- Born: 10 November 1896 South London, England
- Died: 4 October 1922 (aged 25) Kirkuk, Iraq
- Buried: Ma'asker Al Raschid RAF Cemetery, Baghdad, Iraq
- Allegiance: United Kingdom
- Branch: British Army Royal Air Force
- Service years: 1914–1922
- Rank: Flight lieutenant
- Unit: Prince Albert's (Somerset Light Infantry) No. 29 Squadron RAF No. 1 Squadron RAF
- Conflicts: World War I Western Front; ;
- Awards: Military Cross

= Robert Holme (aviator) =

Flight Lieutenant Robert Charles Lyon Holme (10 November 1896 – 4 October 1922) was a British World War I flying ace credited with five aerial victories.

==Biography==
Holme was the only son of Robert Francis Lyon Holme, and the grandson of Charles Trask, of Norton-sub-Hamdon, Somerset.

After passing out from the Royal Military College, Sandhurst, as a "Gentlemen Cadet", he was commissioned as a second lieutenant in Prince Albert's (Somerset Light Infantry) regiment on 11 November 1914. Holme was seconded to the Royal Flying Corps, and was awarded Royal Aero Club Aviators' Certificate No. 1665 on 28 August 1915 after qualifying in a Maurice Farman biplane at the British Flying School in Le Crotoy, France. He was appointed a flying officer (observer) on 21 October, and then a flying officer on 13 January 1916.

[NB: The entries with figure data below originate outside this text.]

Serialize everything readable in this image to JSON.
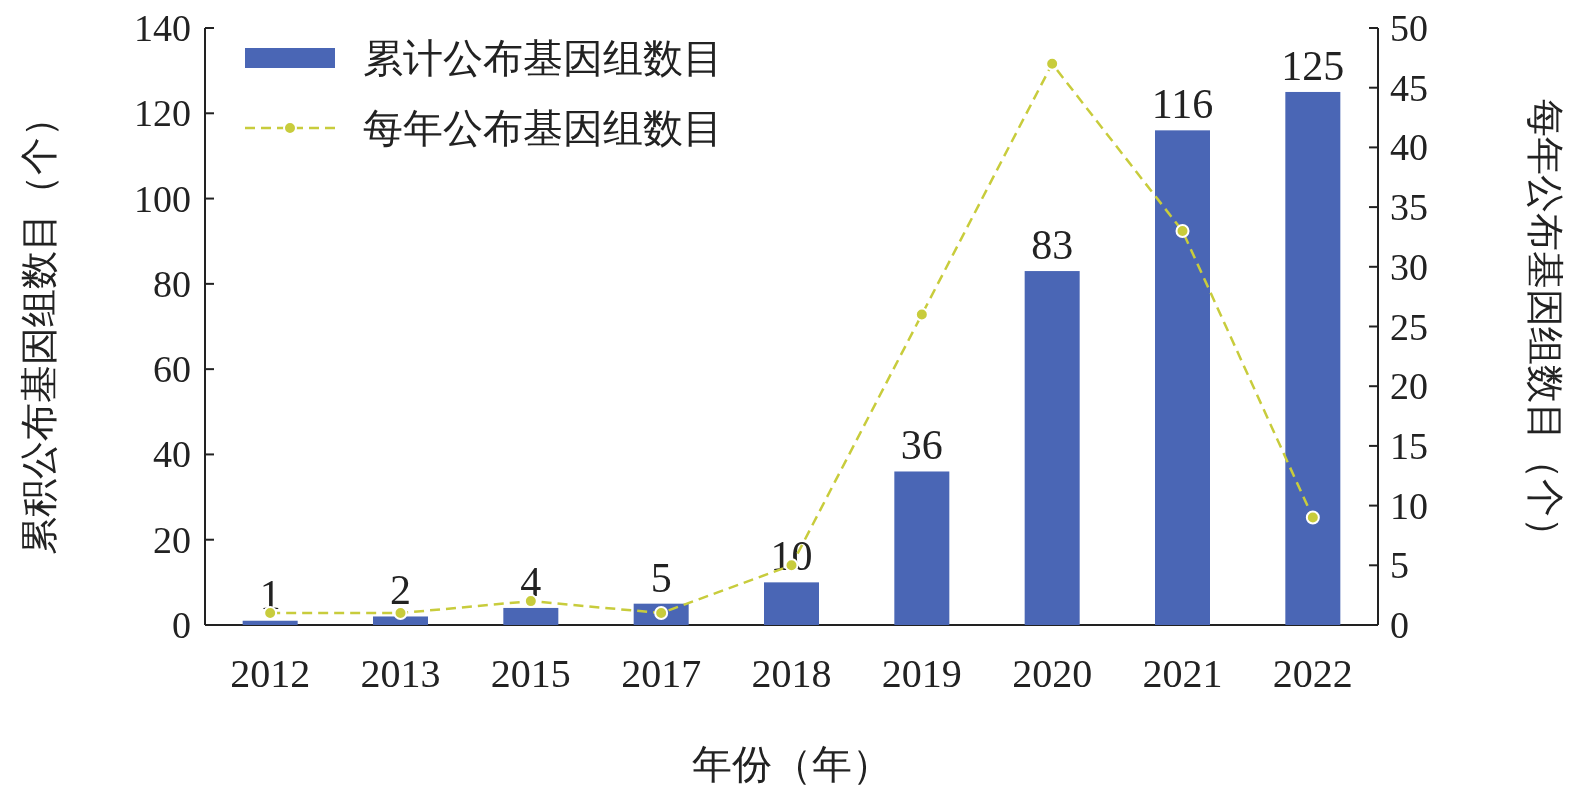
{
  "chart_data": {
    "type": "bar",
    "categories": [
      "2012",
      "2013",
      "2015",
      "2017",
      "2018",
      "2019",
      "2020",
      "2021",
      "2022"
    ],
    "xlabel": "年份（年）",
    "ylabel": "累积公布基因组数目（个）",
    "y2label": "每年公布基因组数目（个）",
    "series": [
      {
        "name": "累计公布基因组数目",
        "color": "#4a66b5",
        "values": [
          1,
          2,
          4,
          5,
          10,
          36,
          83,
          116,
          125
        ],
        "data_labels": true
      },
      {
        "name": "每年公布基因组数目",
        "type": "line",
        "axis": "y2",
        "color": "#c8cc3c",
        "marker": "circle",
        "line_style": "dashed",
        "values": [
          1,
          1,
          2,
          1,
          5,
          26,
          47,
          33,
          9
        ]
      }
    ],
    "ylim": [
      0,
      140
    ],
    "yticks": [
      0,
      20,
      40,
      60,
      80,
      100,
      120,
      140
    ],
    "y2lim": [
      0,
      50
    ],
    "y2ticks": [
      0,
      5,
      10,
      15,
      20,
      25,
      30,
      35,
      40,
      45,
      50
    ],
    "legend": "top left"
  }
}
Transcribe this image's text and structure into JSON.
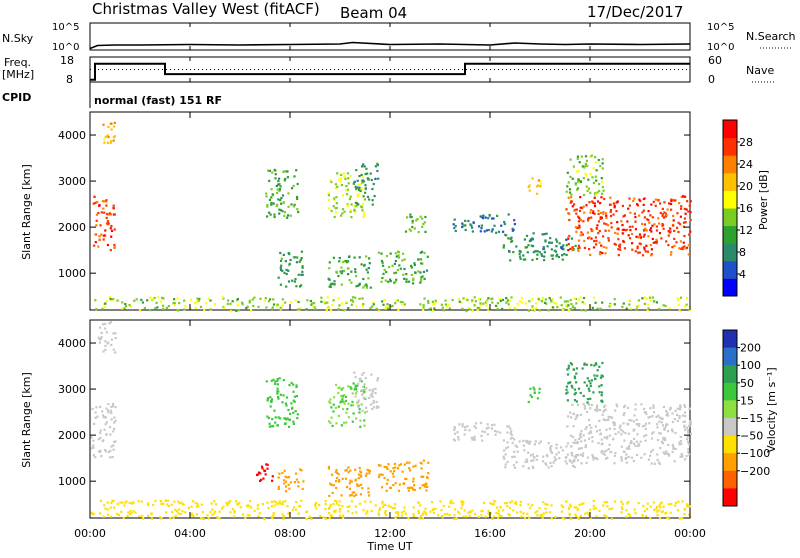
{
  "header": {
    "station": "Christmas Valley West (fitACF)",
    "beam": "Beam 04",
    "date": "17/Dec/2017"
  },
  "colors": {
    "line": "#000000",
    "bg": "#ffffff"
  },
  "top_panels": {
    "nsky": {
      "label": "N.Sky",
      "left_ticks": [
        "10^5",
        "10^0"
      ],
      "right_ticks": [
        "10^5",
        "10^0"
      ],
      "right_label": "N.Search"
    },
    "freq": {
      "label_line1": "Freq.",
      "label_line2": "[MHz]",
      "left_ticks": [
        "18",
        "8"
      ],
      "right_ticks": [
        "60",
        "0"
      ],
      "right_label": "Nave"
    },
    "cpid": {
      "label": "CPID",
      "text": "normal (fast) 151 RF"
    }
  },
  "chart_data": [
    {
      "type": "line",
      "name": "nsky-nsearch",
      "ylabel": "N.Sky",
      "y2label": "N.Search",
      "ylim": [
        0,
        5
      ],
      "x_unit": "hours UT",
      "xlim": [
        0,
        24
      ],
      "series": [
        {
          "style": "solid",
          "x": [
            0,
            0.3,
            1,
            2,
            4,
            6,
            8,
            10,
            10.5,
            12,
            14,
            16,
            17,
            18,
            19,
            20,
            22,
            24
          ],
          "y": [
            0.1,
            0.7,
            0.8,
            0.8,
            0.9,
            0.8,
            0.9,
            1.0,
            1.3,
            0.9,
            1.0,
            0.8,
            1.2,
            1.0,
            0.9,
            1.0,
            0.9,
            1.0
          ]
        }
      ]
    },
    {
      "type": "line",
      "name": "frequency-nave",
      "ylabel": "Freq. [MHz]",
      "y2label": "Nave",
      "ylim": [
        8,
        18
      ],
      "y2lim": [
        0,
        60
      ],
      "xlim": [
        0,
        24
      ],
      "series": [
        {
          "style": "solid",
          "x": [
            0,
            0.2,
            0.2,
            3,
            3,
            15,
            15,
            24
          ],
          "y": [
            8.5,
            8.5,
            15.5,
            15.5,
            11,
            11,
            15.5,
            15.5
          ]
        },
        {
          "style": "dotted",
          "x": [
            0,
            3,
            3,
            15,
            15,
            24
          ],
          "y": [
            13,
            13,
            13,
            13,
            13,
            13
          ]
        }
      ]
    },
    {
      "type": "heatmap",
      "name": "power",
      "ylabel": "Slant Range [km]",
      "ylim": [
        200,
        4500
      ],
      "yticks": [
        1000,
        2000,
        3000,
        4000
      ],
      "xlim": [
        0,
        24
      ],
      "colorbar": {
        "label": "Power [dB]",
        "ticks": [
          4,
          8,
          12,
          16,
          20,
          24,
          28
        ],
        "colors": [
          "#0000ff",
          "#1e50c8",
          "#2a8a6a",
          "#2ea02e",
          "#7acc20",
          "#ffff00",
          "#ffc000",
          "#ff8000",
          "#ff3000",
          "#ff0000"
        ],
        "range": [
          0,
          32
        ]
      },
      "regions": [
        {
          "x": [
            0.1,
            1.0
          ],
          "y": [
            1500,
            2700
          ],
          "value": 27
        },
        {
          "x": [
            0.3,
            1.0
          ],
          "y": [
            3800,
            4300
          ],
          "value": 22
        },
        {
          "x": [
            7.0,
            8.3
          ],
          "y": [
            2200,
            3300
          ],
          "value": 12
        },
        {
          "x": [
            7.5,
            8.5
          ],
          "y": [
            700,
            1500
          ],
          "value": 10
        },
        {
          "x": [
            9.5,
            11.0
          ],
          "y": [
            2200,
            3200
          ],
          "value": 16
        },
        {
          "x": [
            10.5,
            11.5
          ],
          "y": [
            2500,
            3400
          ],
          "value": 9
        },
        {
          "x": [
            9.5,
            11.2
          ],
          "y": [
            700,
            1400
          ],
          "value": 11
        },
        {
          "x": [
            11.5,
            13.5
          ],
          "y": [
            800,
            1500
          ],
          "value": 12
        },
        {
          "x": [
            12.5,
            13.5
          ],
          "y": [
            1900,
            2300
          ],
          "value": 13
        },
        {
          "x": [
            14.5,
            17.0
          ],
          "y": [
            1900,
            2300
          ],
          "value": 7
        },
        {
          "x": [
            16.5,
            19.5
          ],
          "y": [
            1300,
            1900
          ],
          "value": 9
        },
        {
          "x": [
            17.5,
            18.0
          ],
          "y": [
            2700,
            3100
          ],
          "value": 21
        },
        {
          "x": [
            19.0,
            24.0
          ],
          "y": [
            1400,
            2700
          ],
          "value": 27
        },
        {
          "x": [
            19.0,
            20.5
          ],
          "y": [
            2700,
            3600
          ],
          "value": 14
        },
        {
          "x": [
            0.0,
            24.0
          ],
          "y": [
            200,
            500
          ],
          "value": 15
        }
      ]
    },
    {
      "type": "heatmap",
      "name": "velocity",
      "ylabel": "Slant Range [km]",
      "ylim": [
        200,
        4500
      ],
      "yticks": [
        1000,
        2000,
        3000,
        4000
      ],
      "xlim": [
        0,
        24
      ],
      "colorbar": {
        "label": "Velocity [m s⁻¹]",
        "ticks": [
          "200",
          "100",
          "50",
          "15",
          "−15",
          "−50",
          "−100",
          "−200"
        ],
        "colors": [
          "#2030b0",
          "#2870c8",
          "#2aa050",
          "#3cc83c",
          "#8ee040",
          "#c8c8c8",
          "#ffe000",
          "#ffa000",
          "#ff6000",
          "#ff0000"
        ]
      },
      "regions": [
        {
          "x": [
            0.0,
            1.0
          ],
          "y": [
            1500,
            2700
          ],
          "value": 0
        },
        {
          "x": [
            0.3,
            1.0
          ],
          "y": [
            3800,
            4500
          ],
          "value": 0
        },
        {
          "x": [
            7.0,
            8.3
          ],
          "y": [
            2200,
            3300
          ],
          "value": 40
        },
        {
          "x": [
            6.5,
            7.3
          ],
          "y": [
            1000,
            1400
          ],
          "value": -200
        },
        {
          "x": [
            7.5,
            8.5
          ],
          "y": [
            800,
            1300
          ],
          "value": -80
        },
        {
          "x": [
            9.5,
            11.0
          ],
          "y": [
            2200,
            3200
          ],
          "value": 30
        },
        {
          "x": [
            10.5,
            11.5
          ],
          "y": [
            2500,
            3400
          ],
          "value": 0
        },
        {
          "x": [
            9.5,
            11.2
          ],
          "y": [
            700,
            1400
          ],
          "value": -60
        },
        {
          "x": [
            11.5,
            13.5
          ],
          "y": [
            800,
            1500
          ],
          "value": -80
        },
        {
          "x": [
            14.5,
            17.0
          ],
          "y": [
            1900,
            2300
          ],
          "value": 0
        },
        {
          "x": [
            16.5,
            19.5
          ],
          "y": [
            1300,
            1900
          ],
          "value": 0
        },
        {
          "x": [
            17.5,
            18.0
          ],
          "y": [
            2700,
            3100
          ],
          "value": 40
        },
        {
          "x": [
            19.0,
            24.0
          ],
          "y": [
            1400,
            2700
          ],
          "value": 0
        },
        {
          "x": [
            19.0,
            20.5
          ],
          "y": [
            2700,
            3600
          ],
          "value": 60
        },
        {
          "x": [
            0.0,
            24.0
          ],
          "y": [
            200,
            600
          ],
          "value": -30
        }
      ]
    }
  ],
  "x_axis": {
    "ticks": [
      "00:00",
      "04:00",
      "08:00",
      "12:00",
      "16:00",
      "20:00",
      "00:00"
    ],
    "label": "Time UT"
  }
}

He was promoted to lieutenant on 1 June 1916, and on 1 July was appointed a flight commander with the acting rank of captain.

On 24 January 1917 Holme was awarded the Military Cross, and in July was listed as being wounded in action.

In 1918 Holme was serving in No. 29 Squadron flying a S.E.5a single-seat fighter. He gained his first aerial victory on 2 July, destroying a Fokker D.VII over Merris. On 14 July he destroyed an observation balloon, and accounted for two more aircraft on 28 and 31 July over Merville and Estaires. His fifth and final victory was on 1 August, driving down out of control a DFW C reconnaissance aircraft over Steenwerk with Lieutenant Henry Coyle Rath.

On 1 August 1919 Holme resigned his commission in the Somerset Light Infantry, having been granted a permanent commission in the Royal Air Force with the rank of captain.

On 4 October 1922 now Flight Lieutenant Holme, while serving in No. 1 Squadron, was killed when the Vickers Vernon of No. 45 Squadron in which he was travelling as a passenger crashed at Kirkuk, Iraq. He is buried in Ma'asker Al Raschid RAF Cemetery, Baghdad.